L’arrêt de l’activité sucrière n’enlève rien aux capacités agricoles de la ferme des Berceaux. S’étendant sur environ 240 hectares, le domaine des Platiau est taillé pour une agriculture hors normes, à l’envergure industrielle suffisamment rare pour être qualifiée de « colonie agricole » à la toute fin du XIXe siècle. De plus, les différentes possibilités qu’offre le terroir longuenessois sont implacablement mises à profit. Tandis que le produit des carrières à cailloux du domaine est parfois commercialisé, des semences et du fourrage sont vendus chaque année. Surtout, une certaine force économique est créée à partir des grands pâturages qui entourent la ferme. Ils permettent l’élevage de grands troupeaux de bovins qui, s’ils sont destinés à la boucherie, vont être à la base d’une production laitière de grande capacité. 

Après la destruction des étables et écuries au tout début des années 2000, l’immense flos implanté au milieu de la cour et la laiterie traduisent toujours l’importance de l’élevage dans cette ferme. 

La base opérationnelle de l’IWGC 

Chargée de l’établissement puis de la gestion des cimetières militaires britanniques, l’Imperial War Graves Commission (IWGC) est créée en 1917. D’abord stationné à Hesdin, il s’agit encore d’un organisme tout à fait modeste lorsqu’il arrive à Longuenesse, en mai 1919. Ne comptant alors qu’une douzaine de jardiniers et une cinquantaine de véhicules, l’IWGC s’installe au château de La Tour et dans les baraquements situés dans les parcs, non utilisés depuis le départ du 4 Stationnary Hospital, en décembre 1918. 

Le château de La Tour devient le quartier général de l’IWGC opérant en France et en Belgique. Dès mai 1919, ce QG absorbe l’organisme chargé de dessiner les cimetières militaires, jusqu’alors placé sous l’égide de la Croix-Rouge. Très rapidement, de sérieux problèmes d’intendance se posent. Alors qu’il faut installer à la hâte de nouveaux baraquements « sous les châtaigniers du parc » pour loger le personnel, la gestion du parc de véhicules reste un sujet de discorde entre l’IWGC et l’armée britannique, théoriquement chargée de cette besogne. 

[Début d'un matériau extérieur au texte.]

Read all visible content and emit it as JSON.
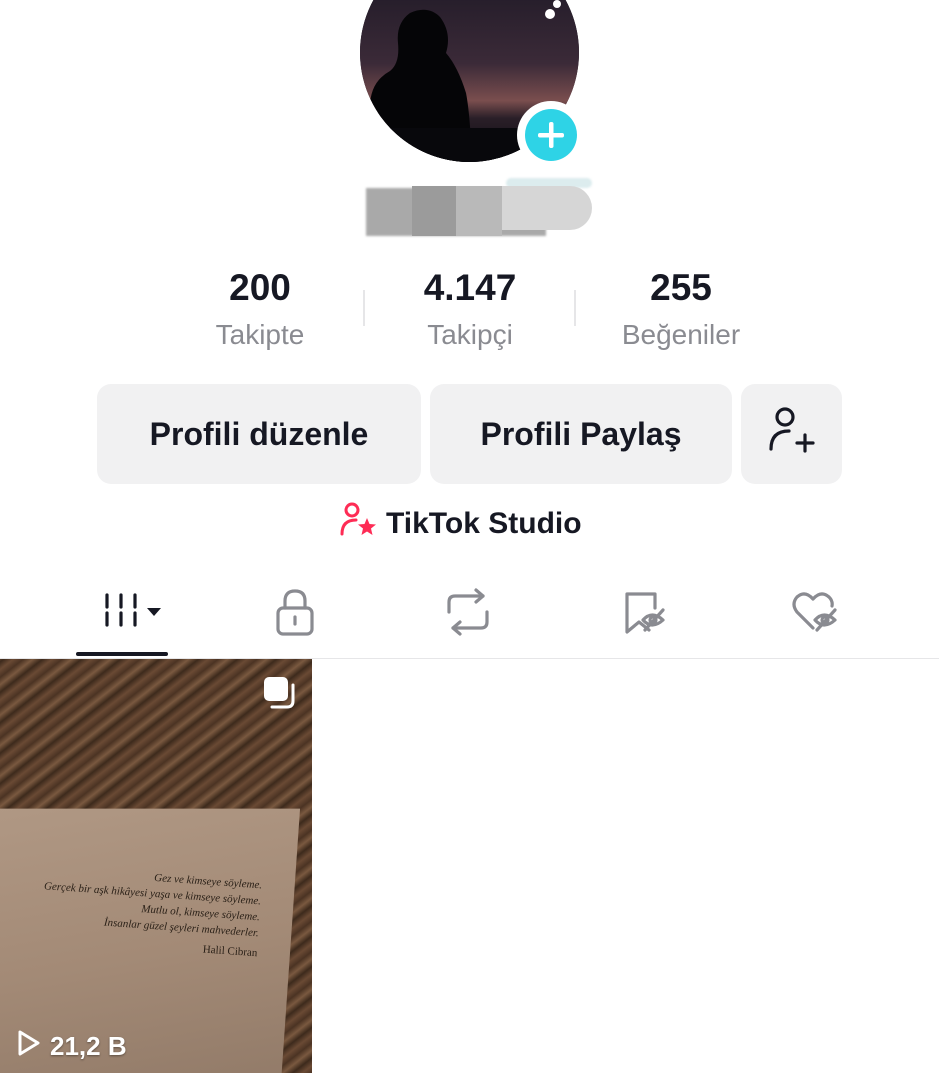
{
  "profile": {
    "stats": [
      {
        "value": "200",
        "label": "Takipte"
      },
      {
        "value": "4.147",
        "label": "Takipçi"
      },
      {
        "value": "255",
        "label": "Beğeniler"
      }
    ]
  },
  "actions": {
    "edit_profile": "Profili düzenle",
    "share_profile": "Profili Paylaş",
    "studio": "TikTok Studio"
  },
  "tabs": [
    {
      "icon": "videos-grid-icon",
      "active": true
    },
    {
      "icon": "lock-icon",
      "active": false
    },
    {
      "icon": "repost-icon",
      "active": false
    },
    {
      "icon": "bookmark-hidden-icon",
      "active": false
    },
    {
      "icon": "liked-hidden-icon",
      "active": false
    }
  ],
  "videos": [
    {
      "views": "21,2 B",
      "quote_lines": [
        "Gez ve kimseye söyleme.",
        "Gerçek bir aşk hikâyesi yaşa ve kimseye söyleme.",
        "Mutlu ol, kimseye söyleme.",
        "İnsanlar güzel şeyleri mahvederler."
      ],
      "quote_author": "Halil Cibran"
    }
  ],
  "colors": {
    "accent_cyan": "#2ed3e6",
    "studio_pink": "#fe2c55",
    "button_bg": "#f1f1f2",
    "muted_text": "#8a8b91"
  }
}
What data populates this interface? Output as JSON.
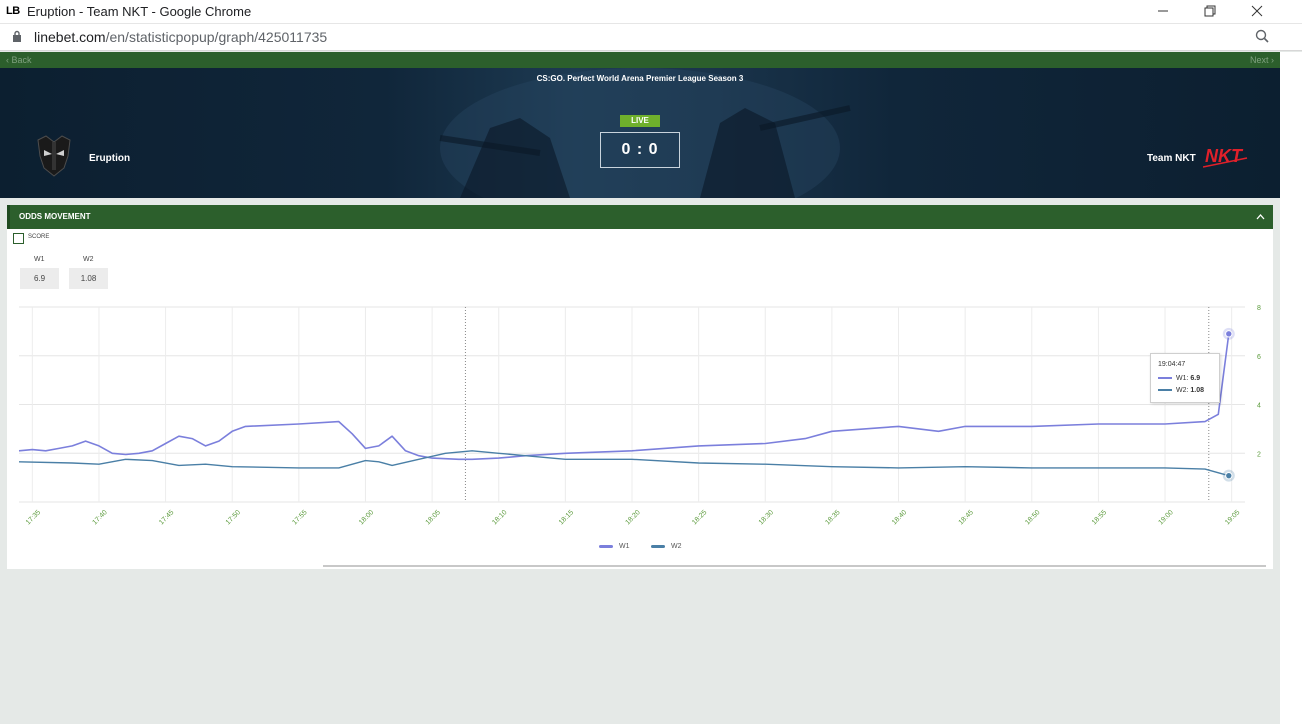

La ferme des Berceaux va être la solution à ce problème. Les infrastructures de l’ancienne râperie sont louées par le colonel Goodland, dirigeant les opérations de l’IWGC, pour établir une première base opérationnelle. Depuis cette dernière, les véhicules sont stockés, réparés et affectés aux différentes créations de cimetières du front ouest. À titre indicatif, signalons que l’organisme précité revendique un parc comprenant 150 véhicules et 250 bicyclettes en 1920. Les bâtiments à usage industriel ne sont pas les seuls à être utilisés par l’IWGC. Le logement des Platiau devient le foyer des dactylos travaillant dans la branche administrative de la Wargrave Commission. 

La ferme des Berceaux, comme le château de La Tour, est dépositaire d’un intérêt mémoriel considérable. C’est depuis ces deux sites que s’est structurée l’IWGC a eu lieu entre 1919 et 1929. La ferme des Berceaux est l’indispensable base opérationnelle permettant la réalisation des ordres passés depuis le QG. C’est depuis celle-ci que partent vers les cimetières à aménager les équipes de topographes, jardiniers et assistants des architectes. Par ailleurs, la ferme et le château ne sont pas uniquement un quartier général. Il s’agit également d’un grand camp par lequel passent toutes les nouvelles recrues de l’IWGC. Outre des quartiers dédiés au cantonnement des membres, on y trouve des cantines, des structures récréatives (probablement un foyer) et un hôpital. Deux chiffres peuvent indiquer 

à leuxi seuls l’importance prise par l’IWGC durant sa période « longuenessoise ». À son arrivée, elle compte 12 jardiniers. En 1923, au moins 873 travaillent en France et en Belgique à la réalisation de plus de 700 cimetières. 

En guise de conclusion 

Ce premier état des connaissances tend à montrer que la ferme des Berceaux est un site patrimonial majeur du pays de Saint-Omer. La préservation de la ferme des Berceaux apparaît déjà comme un enjeu essentiel tant le site est dépositaire d’une histoire considérable. Sa destruction serait une perte irréversible, elle couperait définitivement Longuenesse et l’Audomarois de pans entiers de son passé. 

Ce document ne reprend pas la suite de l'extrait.